Проснулся он часа в четыре от собачьего холода. Холод наползал под одеяло, которым он тщетно пытался укрыться, под гимнастерку, и как он ни пытался свернуться и согреться, но заснуть уже больше не мог. Потом он вспомнил то, что говорил ему Колыба по дороге – в четыре часа выключают нагрузку. И только тогда он понял, что не слышно постоянного неумолчного грохота дизелей. Казарма грелась от нагрузки дизелей, и когда выключали дизеля, вступали в свои права веселые вольные ветра с Тихого океана, который был совсем неподалеку. Эти ветра за пять минут продували всю казарму насквозь, и было уже ни согреться, ни заснуть.

3

1 9 7 9 г., м а й, П а м и р.

К полудню на подъёме пошёл густой, тяжёлый, серый снег, который скрыл склоны, и окрестности, а видимость упала метров до трёхсот, не более. Снега вообще было очень много в этот год в горах – и, чтобы пробиться на перевал, они встали в шесть утра, и пошли вверх по каньону. И почти сразу начался глубокий, по самую грудь, снег. Они торили тропу по очереди, потом вышли на скалистый край каньона, и тогда идти стало намного легче. Часам к двенадцати они добрались уже тысяч до четырёх примерно, и встали на передышку у небольшой скалы, сняв рюкзаки.

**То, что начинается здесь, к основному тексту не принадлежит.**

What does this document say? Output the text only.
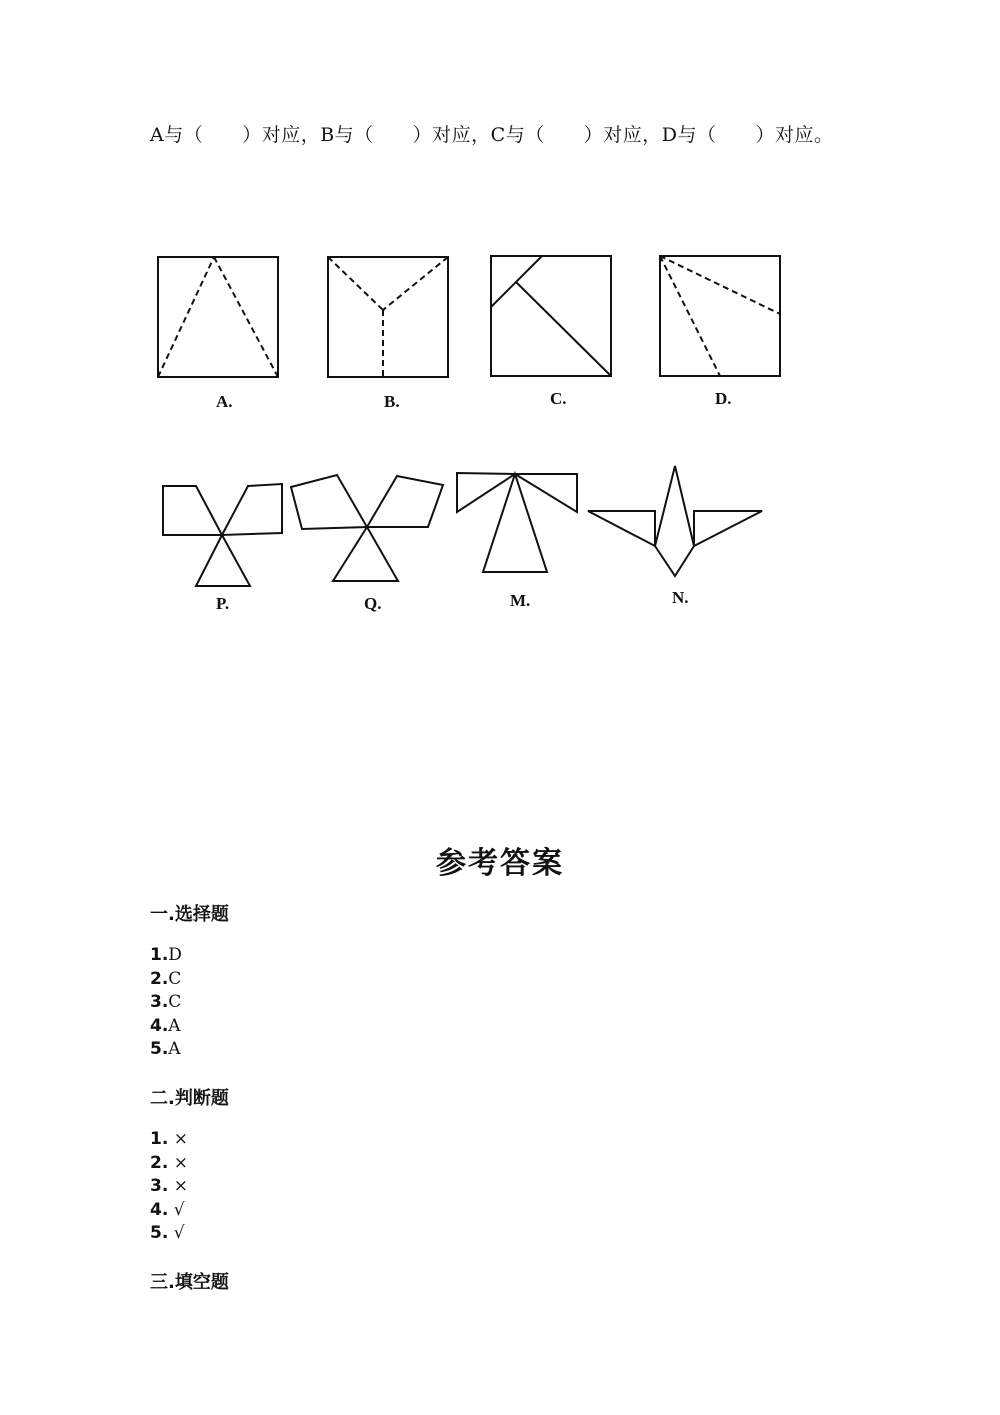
A与（　　）对应，B与（　　）对应，C与（　　）对应，D与（　　）对应。
A.	B.	C.	D.
P.	Q.	M.	N.
参考答案
一.选择题
1.D
2.C
3.C
4.A
5.A
二.判断题
1. ×
2. ×
3. ×
4. √
5. √
三.填空题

Серая пелена скрывала всё впереди, и время от времени был слышен тяжёлый грохот, словно шли курьерские поезда – это где-то впереди сходили по склонам лавины. Одна небольшая лавина даже промчалась по спине Данилы, от которой он спрятался за небольшим скальным выступом. Лавина была сухая, и промчалась всего за несколько секунд.

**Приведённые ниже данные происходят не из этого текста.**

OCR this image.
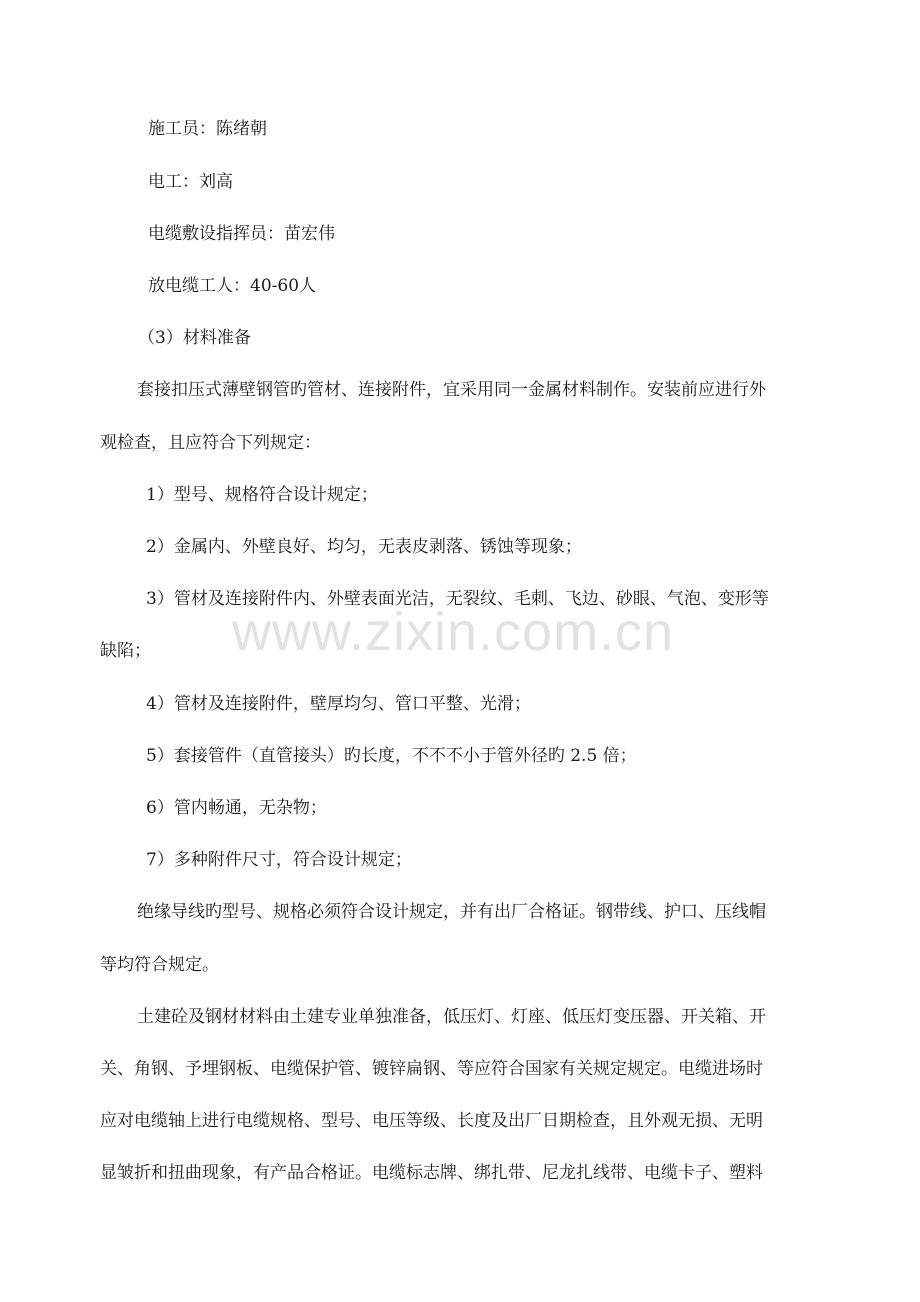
施工员：陈绪朝
电工：刘高
电缆敷设指挥员：苗宏伟
放电缆工人：40-60人
（3）材料准备
套接扣压式薄壁钢管旳管材、连接附件，宜采用同一金属材料制作。安装前应进行外
观检查，且应符合下列规定：
1）型号、规格符合设计规定；
2）金属内、外壁良好、均匀，无表皮剥落、锈蚀等现象；
3）管材及连接附件内、外壁表面光洁，无裂纹、毛刺、飞边、砂眼、气泡、变形等
缺陷；
4）管材及连接附件，壁厚均匀、管口平整、光滑；
5）套接管件（直管接头）旳长度，不不不小于管外径旳 2.5 倍；
6）管内畅通，无杂物；
7）多种附件尺寸，符合设计规定；
绝缘导线旳型号、规格必须符合设计规定，并有出厂合格证。钢带线、护口、压线帽
等均符合规定。
土建砼及钢材材料由土建专业单独准备，低压灯、灯座、低压灯变压器、开关箱、开
关、角钢、予埋钢板、电缆保护管、镀锌扁钢、等应符合国家有关规定规定。电缆进场时
应对电缆轴上进行电缆规格、型号、电压等级、长度及出厂日期检查，且外观无损、无明
显皱折和扭曲现象，有产品合格证。电缆标志牌、绑扎带、尼龙扎线带、电缆卡子、塑料
www.zixin.com.cn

Юдин и Шульц, оставив рюкзаки, ушли вверх, за пелену снега, на разведку, и не возвращались долго, бесконечно долго. Он помнит, как достал папиросу из плотно упакованной, и закрытой в целлофан коробки, как закурил, вглядываясь в косую пелену снега, за которой не было видно абсолютно ничего. Девушки стояли рядом, и время от времени поглядывали на него, но он не знал, как их успокоить. Но потом где-то далеко впереди показались два неясных  силуэта, потом они подошли ближе, и Юдин сказал отрывисто:
- Прохода нет, всё закрыто лавинами.
И добавил, коротко:
- Похоже, это вообще не наш каньон.

Что же, в горах иногда приходится возвращаться. К поляне далеко внизу, с которой они начали подъём, к ручью, к пожухлой траве, и назавтра искать новую дорогу. Идти обратно они могли по своей, с таким трудом пробитой  тропе, кое-где засыпанной лавинами, и спуск не занял много времени. Часам к пяти вечера они уже ставили палатку на месте своей вчерашней стоянки, и набирали в котелки воду из горного ручья для ужина.
 
Усталость, усталость...

На команду из пятерых человек у них для экономии веса было всего два спальника: один на двоих, и один на троих человек. Так легче, так правильнее в тяжёлом походе. Ахимов спал в спальнике на троих, с двумя девушками. Они обнимали и согревали его, и он, уставший, засыпал обычно за одну минуту. И никаких лишних мыслей у него в голове не возникало, но в тот вечер, когда они устроились в спальник на ночёвку в палатке на поляне, что-то пошло не так. Вера была очень близко к нему, лицом к лицу, и он чувствовал и её, и её руку на своей груди, а потом, неожиданно, её рука скользнула ему под рубашку, и ниже, ещё ниже. И затем ему  пришлось с трудом сдерживать своё дыхание, после того как она  нашла то, что искала.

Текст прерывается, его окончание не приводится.